Bukit Sunyi yang penuh misteri. Baru selangkah menapak lerengnya, satu jebakan hampir membuat tubuh Cin Lee terpanggang ribuan anak panah.
Ia cepat mencabut dan memutar pedang. Menangkis sambil bersalto.
Bebas dari serangan anak panah, ia hampir terjeblos ke lubang dengan dasar yang dipenuhi ujung tombak runcing menghadap ke atas. Siap menyate tubuhnya tanpa ampun. Beruntung ia dikaruniai instink yang tajam. Sebelum tubuhnya melayang ke dasar, ia lebih dahulu menjejakkan kaki ke dinding lubang. Menggunakannya sebagai tahanan untuk melesatkan tubuh dengan lincah, kembali ke atas.Cin Lee menjadi kian berhati-hati. Agaknya bukit ini dipenuhi dengan jebakan. Ia meningkatkan kewaspadaan. Di tengah perjalanan, kakinya menginjak sesuatu. Begitu kaki diangkat, ledakan hebat terjadi. Beruntung ia telah melindungi diri dengan sinkang dan ginkang tingkat tinggi, sehingga letikan api yang sempat menyentuh tubuhnya saat menghindar, tidak seberapa melukai.
Jantungnya berdegup tegang. Gagang pedang digenggam kuat. Mengayun kakinya, selangkah demi selangkah. Sejauh ini, belum nampak tanda-tanda keberadaan orang-orang Hek-i-pang.
Saat mendekati puncak bukit, hambatan nampaknya belum berakhir. Kakinya hampir terkait seutas tali yang melintang. Menghalangi jalan yang dilaluinya menuju puncak. Cin Lee mundur selangkah. Meragu. Apakah akan melompati tali itu atau mengambil jalan memutar.
Akhirnya ia putuskan tak mau ambil resiko. Memilih untuk mencari jalan lain.

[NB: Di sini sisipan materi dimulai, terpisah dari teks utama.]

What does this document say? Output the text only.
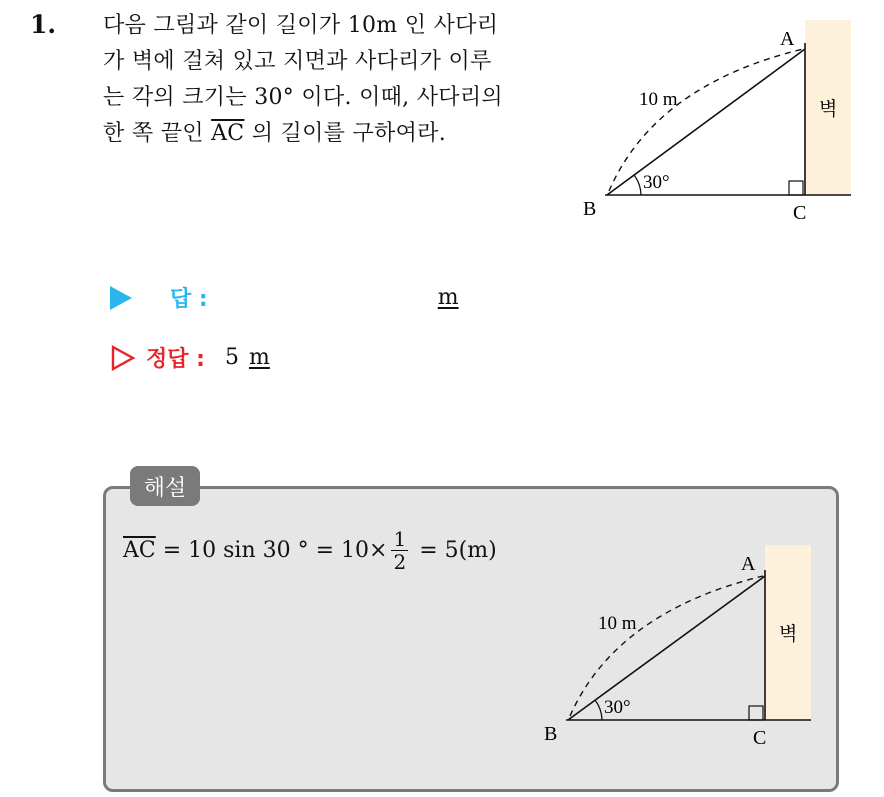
1. 다음 그림과 같이 길이가 10m 인 사다리
가 벽에 걸쳐 있고 지면과 사다리가 이루
는 각의 크기는 30° 이다. 이때, 사다리의
한 쪽 끝인 $\overline{AC}$ 의 길이를 구하여라.
A
B	C
10 m
30°
벽
답 :	m
정답 : 5 m
해설
$\overline{AC} = 10$ sin 30 ° = $10\times \frac{1}{2} = 5(m)$
A
B	C
10 m
30°
벽
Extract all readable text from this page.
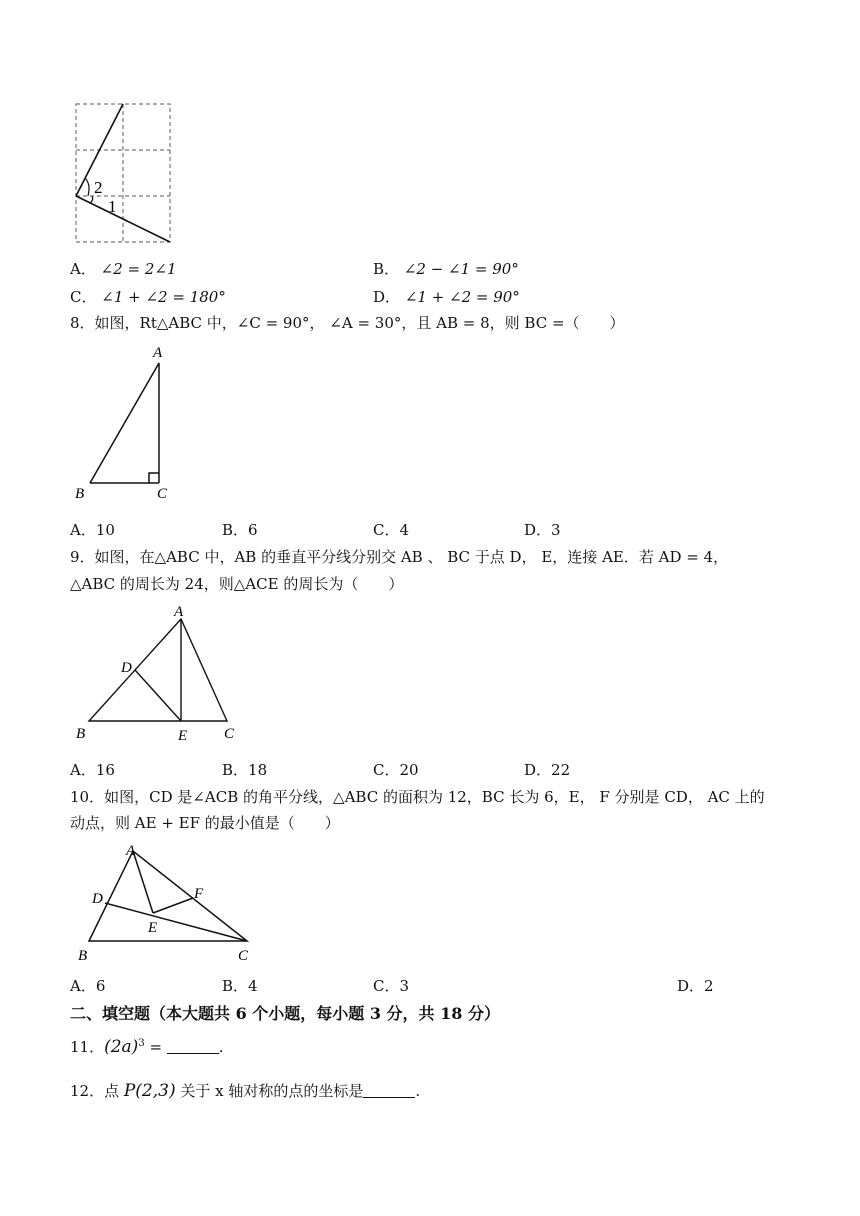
2
1
A． ∠2 = 2∠1	B． ∠2 − ∠1 = 90°
C． ∠1 + ∠2 = 180°	D． ∠1 + ∠2 = 90°
8．如图，Rt△ABC 中，∠C = 90°， ∠A = 30°，且 AB = 8，则 BC =（　　）
A
B	C
A．10	B．6	C．4	D．3
9．如图，在△ABC 中，AB 的垂直平分线分别交 AB 、 BC 于点 D， E，连接 AE．若 AD = 4，
△ABC 的周长为 24，则△ACE 的周长为（　　）
A
B	C
D
E
A．16	B．18	C．20	D．22
10．如图，CD 是∠ACB 的角平分线，△ABC 的面积为 12，BC 长为 6，E， F 分别是 CD， AC 上的
动点，则 AE + EF 的最小值是（　　）
A
B	C
D
E
F
A．6	B．4	C．3	D．2
二、填空题（本大题共 6 个小题，每小题 3 分，共 18 分）
11．$(2a)^3$ =	.
12．点 P(2,3) 关于 x 轴对称的点的坐标是	.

Pemuda ini menapak jalan meminggang bukit. Memintas semak belukar. Dan tiba-tiba ia melihat tanah lapang terbuka lebar. Tanpa pepohonan. Tanpa semak perdu atau ilalang sebatang pun. Di seberang tanah lapang itu, tegak sebuah bangunan dari batu. Bendera hitam bertuliskan Hek-i-pang berkibar mencolok di atapnya.
Cin Lee tegak dengan pedang di tangan kanan. Wajah tampannya dihadapkan ke bangunan tersebut. Setelah berkali-kali lolos dari perangkap, ia tak mau bertindak ceroboh.
Angin bertiup kencang, mengibarkan rambut dan ujung-ujung pakaian biru langitnya. Matanya sedikit disipitkan untuk mempertajam pandangan. Dadanya mendesir curiga. Mengapa tak nampak bayangan orang sedikit pun.
Ia teringat pengalamannya setahun lalu. Terjebak bersama Putri Ming Ji Li oleh tipuan semacam ini.
Matahari mulai condong ke barat. Bias jingga jatuh ke atap bangunan.
Cin Lee masih menunggu. Waktu merayap seperti siput. Pakaian atasnya lembab oleh keringat. Namun gerah tak dirasa. Kalah oleh kecemasan akan nasib Putri Ming Ji Li di balik bangunan itu.
Pijar matahari meredup. Kuasa malam mulai bertahta. Bukit Sunyi semakin senyap. Tak terdengar sedikit pun suara binatang hutan. Hanya gemerisik angin di sela dedaunan.
Mendadak suara tepuk tangan menggema. Mengoyak kesunyian.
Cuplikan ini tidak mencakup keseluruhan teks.